Creationists may call us compromised and effectively question our salvation, but they may be surprised to know that know that we Christian evolutionists actually take the Bible very seriously indeed. In fact, it’s precisely because we believe in it that we take science seriously and are evolutionists.
In the second volume of his magnum opus, Systematic Theology, Wolfhart Pannenberg raises this perceptive and interesting point:
A particularly striking example of a time-bound insight that we have now abandoned may be found in the idea of a separation of the waters of the primal flood by a firmament (Gen. 1:6f.). This firmament explains mechanically why the waters beneath it, which cover the earth retreat and gather together and thus let dry ground emerge, for no masses of water an now pour down upon them through the heavenly “bell” or vault (1:6, 9f.). The story of the flood tells us what happens when leaks in the vault occur and are not stopped (7:11).

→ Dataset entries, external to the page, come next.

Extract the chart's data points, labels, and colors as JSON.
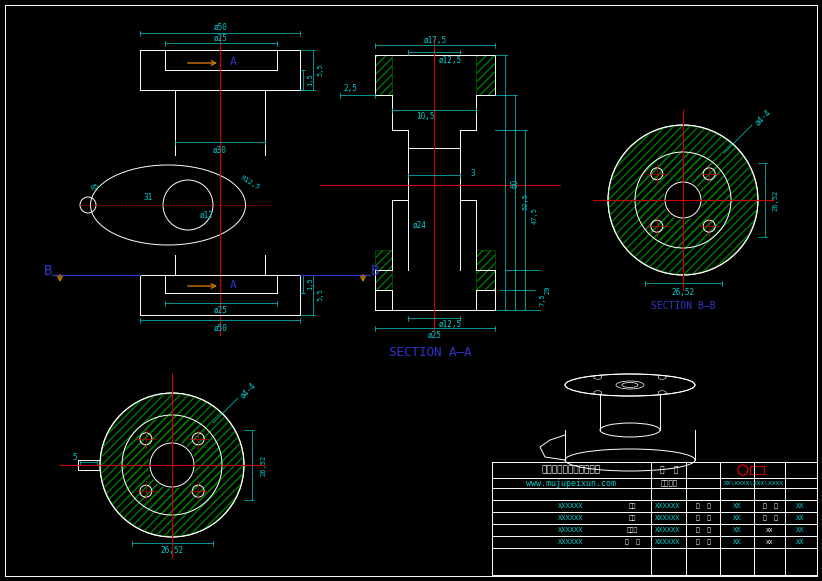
{
  "bg_color": "#000000",
  "line_color": "#ffffff",
  "dim_color": "#00cccc",
  "red_color": "#cc0000",
  "orange_color": "#cc7700",
  "blue_color": "#3333cc",
  "green_color": "#007700",
  "section_aa": "SECTION A–A",
  "section_bb": "SECTION B–B",
  "company": "常州直利夹具数控工作室",
  "website": "www.mujupeixun.com"
}
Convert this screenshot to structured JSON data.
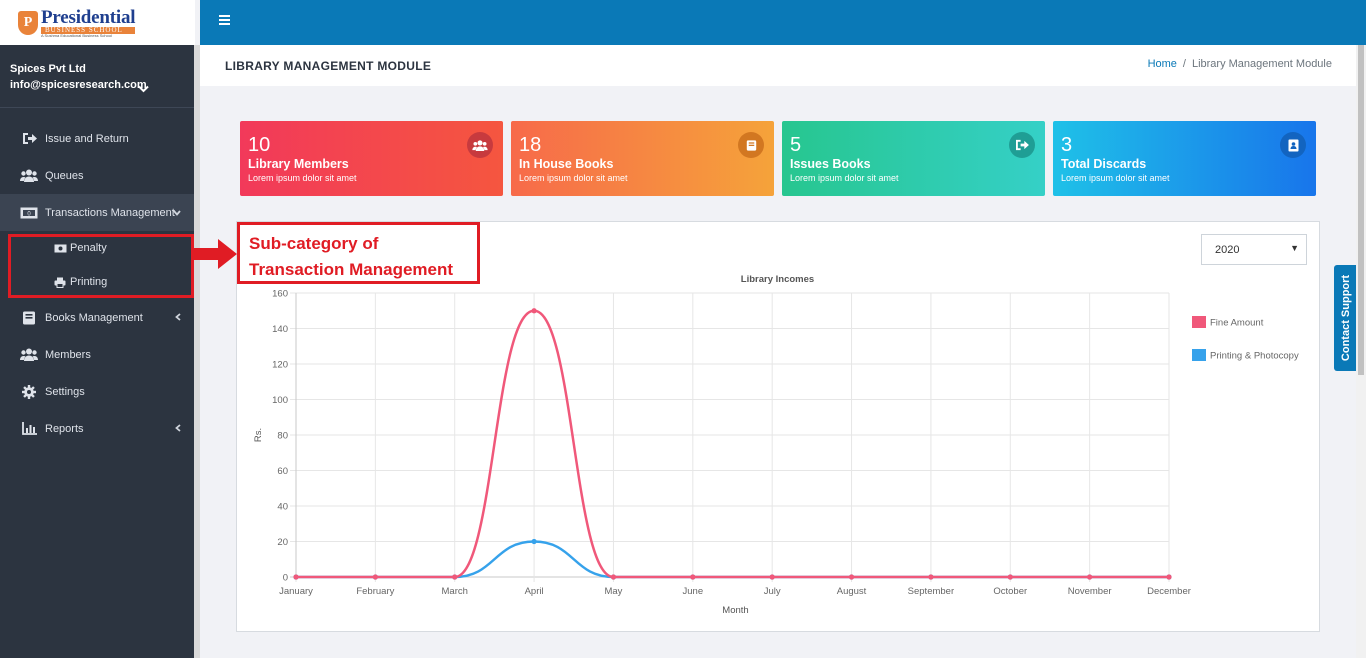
{
  "logo": {
    "mark": "P",
    "name": "Presidential",
    "subtitle": "BUSINESS SCHOOL",
    "tagline": "A Sushma Educational Business School"
  },
  "user": {
    "company": "Spices Pvt Ltd",
    "email": "info@spicesresearch.com"
  },
  "nav": {
    "issue_return": "Issue and Return",
    "queues": "Queues",
    "transactions": "Transactions Management",
    "penalty": "Penalty",
    "printing": "Printing",
    "books": "Books Management",
    "members": "Members",
    "settings": "Settings",
    "reports": "Reports"
  },
  "header": {
    "title": "LIBRARY MANAGEMENT MODULE"
  },
  "breadcrumb": {
    "home": "Home",
    "sep": "/",
    "current": "Library Management Module"
  },
  "cards": [
    {
      "value": "10",
      "label": "Library Members",
      "desc": "Lorem ipsum dolor sit amet",
      "icon": "users-icon"
    },
    {
      "value": "18",
      "label": "In House Books",
      "desc": "Lorem ipsum dolor sit amet",
      "icon": "book-icon"
    },
    {
      "value": "5",
      "label": "Issues Books",
      "desc": "Lorem ipsum dolor sit amet",
      "icon": "sign-out-icon"
    },
    {
      "value": "3",
      "label": "Total Discards",
      "desc": "Lorem ipsum dolor sit amet",
      "icon": "address-book-icon"
    }
  ],
  "year_select": {
    "value": "2020"
  },
  "annotation": {
    "line1": "Sub-category of",
    "line2": "Transaction Management",
    "color": "#e01c24"
  },
  "contact_support": "Contact Support",
  "chart_data": {
    "type": "line",
    "title": "Library Incomes",
    "xlabel": "Month",
    "ylabel": "Rs.",
    "ylim": [
      0,
      160
    ],
    "yticks": [
      0,
      20,
      40,
      60,
      80,
      100,
      120,
      140,
      160
    ],
    "grid": true,
    "legend_position": "right",
    "categories": [
      "January",
      "February",
      "March",
      "April",
      "May",
      "June",
      "July",
      "August",
      "September",
      "October",
      "November",
      "December"
    ],
    "series": [
      {
        "name": "Fine Amount",
        "color": "#f0587a",
        "values": [
          0,
          0,
          0,
          150,
          0,
          0,
          0,
          0,
          0,
          0,
          0,
          0
        ]
      },
      {
        "name": "Printing & Photocopy",
        "color": "#36a2eb",
        "values": [
          0,
          0,
          0,
          20,
          0,
          0,
          0,
          0,
          0,
          0,
          0,
          0
        ]
      }
    ]
  }
}
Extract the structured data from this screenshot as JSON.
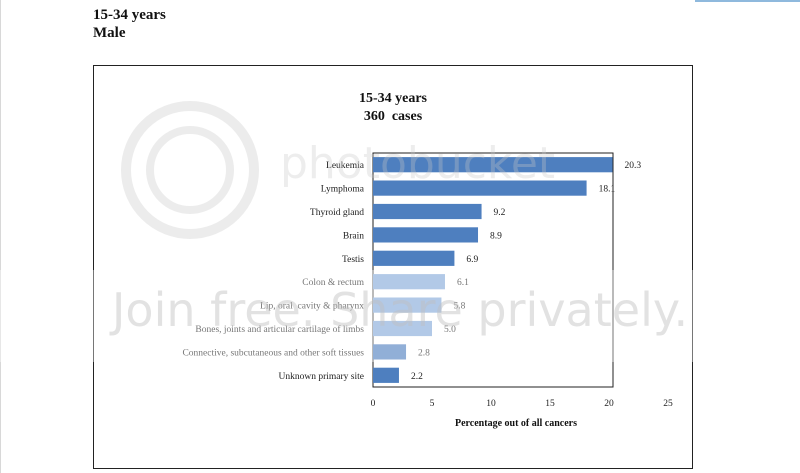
{
  "header": {
    "line1": "15-34 years",
    "line2": "Male"
  },
  "watermark": {
    "brand": "photobucket",
    "banner": "Join free. Share privately."
  },
  "colors": {
    "bar_dark": "#4e7fbf",
    "bar_light": "#83a9d8",
    "axis": "#222222"
  },
  "chart_data": {
    "type": "bar",
    "orientation": "horizontal",
    "title": "15-34 years",
    "subtitle": "360  cases",
    "xlabel": "Percentage out of all cancers",
    "ylabel": "",
    "xlim": [
      0,
      25
    ],
    "xticks": [
      "0",
      "5",
      "10",
      "15",
      "20",
      "25"
    ],
    "grid": false,
    "categories": [
      "Leukemia",
      "Lymphoma",
      "Thyroid gland",
      "Brain",
      "Testis",
      "Colon & rectum",
      "Lip, oral  cavity & pharynx",
      "Bones, joints and articular cartilage of limbs",
      "Connective, subcutaneous and other soft tissues",
      "Unknown primary site"
    ],
    "values": [
      20.3,
      18.1,
      9.2,
      8.9,
      6.9,
      6.1,
      5.8,
      5.0,
      2.8,
      2.2
    ],
    "value_labels": [
      "20.3",
      "18.1",
      "9.2",
      "8.9",
      "6.9",
      "6.1",
      "5.8",
      "5.0",
      "2.8",
      "2.2"
    ]
  }
}
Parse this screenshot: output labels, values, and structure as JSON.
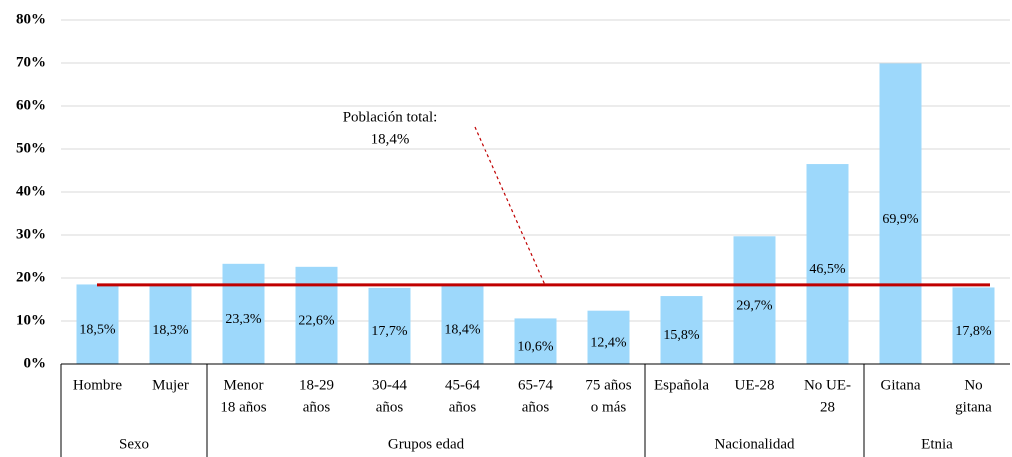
{
  "chart_data": {
    "type": "bar",
    "categories": [
      [
        "Hombre"
      ],
      [
        "Mujer"
      ],
      [
        "Menor",
        "18 años"
      ],
      [
        "18-29",
        "años"
      ],
      [
        "30-44",
        "años"
      ],
      [
        "45-64",
        "años"
      ],
      [
        "65-74",
        "años"
      ],
      [
        "75 años",
        "o más"
      ],
      [
        "Española"
      ],
      [
        "UE-28"
      ],
      [
        "No UE-",
        "28"
      ],
      [
        "Gitana"
      ],
      [
        "No",
        "gitana"
      ]
    ],
    "values": [
      18.5,
      18.3,
      23.3,
      22.6,
      17.7,
      18.4,
      10.6,
      12.4,
      15.8,
      29.7,
      46.5,
      69.9,
      17.8
    ],
    "value_labels": [
      "18,5%",
      "18,3%",
      "23,3%",
      "22,6%",
      "17,7%",
      "18,4%",
      "10,6%",
      "12,4%",
      "15,8%",
      "29,7%",
      "46,5%",
      "69,9%",
      "17,8%"
    ],
    "color": "#9dd8fb",
    "groups": [
      {
        "name": "Sexo",
        "start": 0,
        "end": 1
      },
      {
        "name": "Grupos edad",
        "start": 2,
        "end": 7
      },
      {
        "name": "Nacionalidad",
        "start": 8,
        "end": 10
      },
      {
        "name": "Etnia",
        "start": 11,
        "end": 12
      }
    ],
    "reference_line": {
      "value": 18.4,
      "color": "#c00000",
      "label": [
        "Población total:",
        "18,4%"
      ]
    },
    "ylim": [
      0,
      80
    ],
    "yticks": [
      {
        "value": 0,
        "label": "0%"
      },
      {
        "value": 10,
        "label": "10%"
      },
      {
        "value": 20,
        "label": "20%"
      },
      {
        "value": 30,
        "label": "30%"
      },
      {
        "value": 40,
        "label": "40%"
      },
      {
        "value": 50,
        "label": "50%"
      },
      {
        "value": 60,
        "label": "60%"
      },
      {
        "value": 70,
        "label": "70%"
      },
      {
        "value": 80,
        "label": "80%"
      }
    ],
    "grid": true
  }
}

The cosmology that finds expression in the idea of the firmament bears impressive testimony to the science of antiquity, which rationally relates the order of the universe to human engineering. For this reason it is a misunderstanding to try to base theology on the literal sense. A theological doctrine of creation should follow where the biblical witness leads by claiming current knowledge of the world for a description of the divine work of creation, using the resources that are actually at hand. Theology will not do justice to the authority of the biblical witness if it tries to preserve the time-bound ideas with which the biblical account of creation works instead of repeating in its own day the acts of theologically appropriating contemporary knowledge. (pp. 116-117)
A central element of the narrative of the primordial history (Genesis 1-11) is the firmament. As you can see from the graphic above, the firmament was a kind of vault, way up in the sky with the sun, moon and stars stuck to it, that held back the waters. When it rained, “the floodgates of the heavens were opened”, as Genesis 7:11 says.
(If you’re looking, by the way, for an interesting fantasy read, you should check out “The Tower of Babel”, a short story by Ted Chiang, which you can find in this collection. The story assumes a literal understanding of Genesis cosmology and explores the practical challenges of actually building a tower to Heaven with a firmament in the way. Really cool story.)
2500 years later, we know that the cosmology of Genesis was wrong. There’s no firmament above us, but rather immeasurable distances of outer space. But Pannenberg’s point is that as far as the Hebrew authors of Genesis knew, there was a firmament. And that’s not an unreasonable conclusion. Just like the roof over your head holds back the rain, so there must be a roof way up in the sky that similarly holds back the rain. And just like holes in your house’s roof lets in rain, so do holes (and gates) let in the rain beyond the firmament. Pretty logical thinking, that.
The authors of Genesis, according to Pannenberg, used the best science of their day and interpreted it as God’s work. Taking the text seriously, then, means doing the same. It would be wrong to stick with ancient science and cosmology, because it would go against the spirit of the original text. If we want to honour the spirit of Genesis, we must take the best science of our day and interpret it as God’s work.
That’s why those who want to take Genesis and the Bible seriously must reject creationism and embrace evolution. Because evolution is the best science of our time. As far as we know, based on empirical observations, evolution is an accurate description of the great biological diversity we see in the world. Creationism is not. Creationism is, according to this logic, unbiblical, even as it purports to take the Bible seriously. The problem is that it doesn’t take the Bible seriously enough.
Taking the Bible seriously – taking it literally even – means aligning with the spirit of its texts. In the case of Genesis, that means taking science seriously. And taking science seriously means accepting the veracity of evolution.